I’m going to skip straight to the recipe and not try to romance you into it. I will however say that I made at least 20 different pizzas before landing on what I can only describe as the best homemade Neapolitan pizza dough recipe.
First things first: what is Neapolitan pizza? As (perfectly) describes by Serious Eats: Neapolitan pizza is made from a lean dough—that is, it’s got nothing but flour, water, salt, and yeast. No oil, no sugar, nothing. With so few ingredients, the key to great Neapolitan pizza crust is a good long fermentation period during which time starches will break down into simpler sugars, yeast will create flavorful by-products, and gluten formation will occur, allowing you to stretch the dough out easily and making for a dramatic rise and good charring in the oven.
I’ve tried 1, 3, 12, 24, 36 and 72 hour slow fermentations, and I feel like the 12-24 hour window is the sweet spot. Here are some more learnings that (a lot of) trial and error taught me:
Non-negotiable variables:
- You need a pizza steel, period. There’s no alternative. In order to try and replicate the temperature and feel of a furnace as best as possible, you need a pizza steel. I’ve tried pizza stones as well, which are great, but in my experience the 6mm thick pizza steel I got from Gourmetstal is unlike any other.
- You need a broiler. The pizza steel isn’t enough. You need a broiler to cook the top part of the pizza as quickly as the bottom bit cooks, especially if you want some nice browning bordering on charred bubbles.
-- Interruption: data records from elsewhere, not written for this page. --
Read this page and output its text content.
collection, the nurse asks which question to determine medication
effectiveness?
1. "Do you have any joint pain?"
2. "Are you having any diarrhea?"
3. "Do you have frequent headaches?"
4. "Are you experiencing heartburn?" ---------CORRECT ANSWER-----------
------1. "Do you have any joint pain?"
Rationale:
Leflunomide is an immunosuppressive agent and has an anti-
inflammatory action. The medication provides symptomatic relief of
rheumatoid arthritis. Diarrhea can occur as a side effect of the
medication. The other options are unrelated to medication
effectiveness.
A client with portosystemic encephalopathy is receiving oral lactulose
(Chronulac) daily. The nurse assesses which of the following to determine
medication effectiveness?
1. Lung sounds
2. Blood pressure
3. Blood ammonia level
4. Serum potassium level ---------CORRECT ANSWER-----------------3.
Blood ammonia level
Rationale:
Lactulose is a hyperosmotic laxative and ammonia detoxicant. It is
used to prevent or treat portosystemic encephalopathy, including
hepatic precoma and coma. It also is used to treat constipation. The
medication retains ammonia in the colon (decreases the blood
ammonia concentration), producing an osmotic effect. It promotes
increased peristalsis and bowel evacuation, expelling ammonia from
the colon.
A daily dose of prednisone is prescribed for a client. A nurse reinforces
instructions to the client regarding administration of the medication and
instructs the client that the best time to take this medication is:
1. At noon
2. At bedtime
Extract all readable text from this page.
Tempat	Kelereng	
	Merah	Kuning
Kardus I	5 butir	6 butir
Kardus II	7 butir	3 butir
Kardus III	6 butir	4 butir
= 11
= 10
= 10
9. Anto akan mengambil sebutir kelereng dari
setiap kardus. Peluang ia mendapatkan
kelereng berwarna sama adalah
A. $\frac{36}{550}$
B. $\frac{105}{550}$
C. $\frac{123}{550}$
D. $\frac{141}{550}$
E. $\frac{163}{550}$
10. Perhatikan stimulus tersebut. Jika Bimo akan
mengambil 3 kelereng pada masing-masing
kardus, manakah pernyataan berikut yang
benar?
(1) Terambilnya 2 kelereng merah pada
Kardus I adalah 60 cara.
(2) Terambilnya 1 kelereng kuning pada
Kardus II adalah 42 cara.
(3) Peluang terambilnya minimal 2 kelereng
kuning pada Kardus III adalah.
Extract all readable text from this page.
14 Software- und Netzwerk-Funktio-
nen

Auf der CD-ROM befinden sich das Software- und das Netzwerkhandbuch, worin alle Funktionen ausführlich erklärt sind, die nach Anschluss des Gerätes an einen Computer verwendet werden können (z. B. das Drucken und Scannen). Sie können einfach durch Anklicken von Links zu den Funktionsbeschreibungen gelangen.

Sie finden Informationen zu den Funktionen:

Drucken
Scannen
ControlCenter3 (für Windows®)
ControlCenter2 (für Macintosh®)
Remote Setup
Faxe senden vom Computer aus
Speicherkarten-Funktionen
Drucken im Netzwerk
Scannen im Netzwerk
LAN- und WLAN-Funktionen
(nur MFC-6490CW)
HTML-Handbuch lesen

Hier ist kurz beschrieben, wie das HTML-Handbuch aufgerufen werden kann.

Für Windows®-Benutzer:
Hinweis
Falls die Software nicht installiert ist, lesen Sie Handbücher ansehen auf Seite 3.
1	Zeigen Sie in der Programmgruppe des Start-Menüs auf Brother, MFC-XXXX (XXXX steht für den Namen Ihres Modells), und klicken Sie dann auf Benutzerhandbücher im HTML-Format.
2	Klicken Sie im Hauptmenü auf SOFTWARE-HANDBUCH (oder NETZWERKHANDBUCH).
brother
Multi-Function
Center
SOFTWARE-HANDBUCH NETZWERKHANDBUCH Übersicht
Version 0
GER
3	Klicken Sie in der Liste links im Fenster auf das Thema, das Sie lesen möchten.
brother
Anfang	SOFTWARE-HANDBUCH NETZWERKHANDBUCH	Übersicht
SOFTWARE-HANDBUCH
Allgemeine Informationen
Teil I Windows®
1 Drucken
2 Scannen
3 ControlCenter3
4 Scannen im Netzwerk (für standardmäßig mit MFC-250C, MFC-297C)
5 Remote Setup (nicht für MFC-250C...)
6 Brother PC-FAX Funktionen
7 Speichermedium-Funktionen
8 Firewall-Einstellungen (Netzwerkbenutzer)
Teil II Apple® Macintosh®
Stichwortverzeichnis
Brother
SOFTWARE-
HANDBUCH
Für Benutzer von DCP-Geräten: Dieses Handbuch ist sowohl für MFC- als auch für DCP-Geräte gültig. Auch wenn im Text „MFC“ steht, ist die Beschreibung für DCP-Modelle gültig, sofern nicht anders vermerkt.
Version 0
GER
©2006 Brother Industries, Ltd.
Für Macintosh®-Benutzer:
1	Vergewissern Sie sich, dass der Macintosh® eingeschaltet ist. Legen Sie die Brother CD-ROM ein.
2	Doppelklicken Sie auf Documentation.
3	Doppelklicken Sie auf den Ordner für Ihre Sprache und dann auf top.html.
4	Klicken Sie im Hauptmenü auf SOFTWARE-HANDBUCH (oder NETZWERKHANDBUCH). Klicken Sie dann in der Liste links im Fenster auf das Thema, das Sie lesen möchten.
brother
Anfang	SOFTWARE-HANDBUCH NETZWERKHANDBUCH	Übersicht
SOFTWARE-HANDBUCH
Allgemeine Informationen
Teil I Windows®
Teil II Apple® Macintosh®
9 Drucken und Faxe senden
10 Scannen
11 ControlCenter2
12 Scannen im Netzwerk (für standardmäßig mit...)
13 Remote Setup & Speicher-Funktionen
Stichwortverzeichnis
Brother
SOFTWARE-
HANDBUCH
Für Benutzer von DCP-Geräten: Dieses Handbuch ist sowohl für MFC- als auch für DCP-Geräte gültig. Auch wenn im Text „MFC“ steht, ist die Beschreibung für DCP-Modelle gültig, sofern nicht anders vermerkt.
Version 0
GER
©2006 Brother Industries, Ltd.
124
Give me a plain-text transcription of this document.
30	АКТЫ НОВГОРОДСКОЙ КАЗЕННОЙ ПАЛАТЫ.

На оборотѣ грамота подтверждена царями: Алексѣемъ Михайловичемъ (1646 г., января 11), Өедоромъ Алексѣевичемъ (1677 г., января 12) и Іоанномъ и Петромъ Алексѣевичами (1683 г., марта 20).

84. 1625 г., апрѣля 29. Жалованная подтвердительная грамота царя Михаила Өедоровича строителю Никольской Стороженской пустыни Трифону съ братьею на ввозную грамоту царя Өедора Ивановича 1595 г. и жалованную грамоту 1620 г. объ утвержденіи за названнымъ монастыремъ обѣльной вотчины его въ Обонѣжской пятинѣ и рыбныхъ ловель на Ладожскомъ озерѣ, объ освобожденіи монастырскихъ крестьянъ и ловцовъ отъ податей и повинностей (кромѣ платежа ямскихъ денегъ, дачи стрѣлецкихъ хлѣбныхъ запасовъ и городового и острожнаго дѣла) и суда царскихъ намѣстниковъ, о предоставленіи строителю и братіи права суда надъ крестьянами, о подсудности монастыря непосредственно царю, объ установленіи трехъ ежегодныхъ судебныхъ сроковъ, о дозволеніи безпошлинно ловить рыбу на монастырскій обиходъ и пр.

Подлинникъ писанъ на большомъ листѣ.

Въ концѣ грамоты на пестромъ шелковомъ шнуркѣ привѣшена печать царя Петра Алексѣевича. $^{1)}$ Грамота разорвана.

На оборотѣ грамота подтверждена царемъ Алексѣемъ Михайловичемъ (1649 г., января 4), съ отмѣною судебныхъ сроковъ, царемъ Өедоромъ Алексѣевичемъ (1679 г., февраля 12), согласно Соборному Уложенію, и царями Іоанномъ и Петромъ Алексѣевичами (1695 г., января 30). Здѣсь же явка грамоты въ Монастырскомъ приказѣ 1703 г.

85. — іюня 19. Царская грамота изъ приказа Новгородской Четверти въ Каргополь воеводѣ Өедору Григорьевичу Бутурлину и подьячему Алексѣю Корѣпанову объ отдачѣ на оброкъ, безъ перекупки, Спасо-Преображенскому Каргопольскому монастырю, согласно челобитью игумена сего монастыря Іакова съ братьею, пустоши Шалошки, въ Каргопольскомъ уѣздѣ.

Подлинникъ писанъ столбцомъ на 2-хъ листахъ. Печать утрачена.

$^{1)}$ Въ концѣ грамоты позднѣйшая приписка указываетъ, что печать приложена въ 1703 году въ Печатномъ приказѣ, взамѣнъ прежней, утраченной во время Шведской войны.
- A pizza peel or equally flat and thin item that’ll help you slide your pizza onto the steel and lift it off of
- Your pizza steel needs to be properly pre-heated, ideally for an hour before you slide the fist pizza onto it.
Pro-tips that’ll help make this a lot easier:
- When you knead the dough, don’t place the salt directly on top of the yeast. Place them in opposite corners of the bowl and bring them together as late as possible. Salt kills yeast.
- Make sure your dough comes to room temperature before you start stretching out your pizza and baking it. This will (a) ensure easier stretching and (b) it will prevent a temperature shock in the oven that tends to lead to burnt bubbles on the crust. I personally love those burnt bubbles, but some schools of thought argue that they’re considered a flaw by true Neapolitan standards. You do you but the stretching will still be easier at room temp.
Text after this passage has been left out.